Rochester, MN
A very long day, canvassing in cold and rainy Rochester, Minnesota. Rochester is in MN-01, where Dan Feehan is running against the invidious Jim Hagedorn for an open seat. It may well be the closest tossup race in the country.
- We had a Swing Left bus from Minneapolis-St. Paul via Northfield (home of St. Olaf and Carleton). Getting the bus was a real struggle: I was told repeatedly that busses were for New York and LA.
- We made 1375 voter contacts. That’s nearly the 2016 margin in the entire district.
- Nationwide, Swing Left knocked on 1,000,000 doors today.
- An interesting fact about MN-01 is that, although the district is not remote or obscure, it’s not the closest swing district to almost anyone who doesn't live there. If you're in the Twin Cities, MN-02 and MN-03 are closer. If you’re to the west, MN-07 (which we treated as a swing district) is closer.

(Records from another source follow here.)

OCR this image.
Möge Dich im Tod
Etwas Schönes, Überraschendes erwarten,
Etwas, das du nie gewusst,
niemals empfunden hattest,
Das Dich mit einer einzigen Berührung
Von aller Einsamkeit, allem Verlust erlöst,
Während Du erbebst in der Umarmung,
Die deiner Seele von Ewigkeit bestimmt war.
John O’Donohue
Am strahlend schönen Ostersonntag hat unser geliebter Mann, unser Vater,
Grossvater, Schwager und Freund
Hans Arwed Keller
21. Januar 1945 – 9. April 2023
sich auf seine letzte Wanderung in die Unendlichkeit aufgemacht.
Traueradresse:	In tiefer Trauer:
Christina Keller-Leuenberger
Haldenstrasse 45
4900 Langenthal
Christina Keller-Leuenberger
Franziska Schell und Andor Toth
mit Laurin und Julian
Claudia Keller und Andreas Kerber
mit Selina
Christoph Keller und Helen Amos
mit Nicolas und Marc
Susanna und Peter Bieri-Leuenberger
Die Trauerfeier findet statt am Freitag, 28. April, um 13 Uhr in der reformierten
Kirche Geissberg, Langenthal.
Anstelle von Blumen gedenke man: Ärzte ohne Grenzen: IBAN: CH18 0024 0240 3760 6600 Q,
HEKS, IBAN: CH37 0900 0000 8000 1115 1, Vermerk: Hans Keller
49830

If you're to the east, you're probably closer to either MN-02 or WI-01. To the south, there’s IA-01 and IA-03. If you're to the north, you’re Canadian.
- Waiting for people to answer the doors, I’d glance down at their name and age in Minivan and tell myself, “give them time: they’re old folks.” Then I realized that they were scarcely older than I. Thanks, Time!
- I was paired with a really good canvasser, South Carolina Lydia. A number of the door knockers had expressly Christian symbols; when I saw those, I found myself letting Lydia take the lead. Thanks, Gamergate!
- A number of people told me that they didn't know who they would vote for, and didn't want any information and didn't want to talk about it: they’d decide Tuesday morning. My sense is that some of these people just don't want their opinions to be known because they'd be embarrassed to defend them — but, remember, these were all likely Democratic voters, and I’m from Swing Left..
- I did talk to a number of people whose background seemed to be Baltic (or Eastern European at any rate) who, I thought, might not want their opinions to be known because they're thinking ahead to Trump’s secret police — and they've got more experience of this than we do.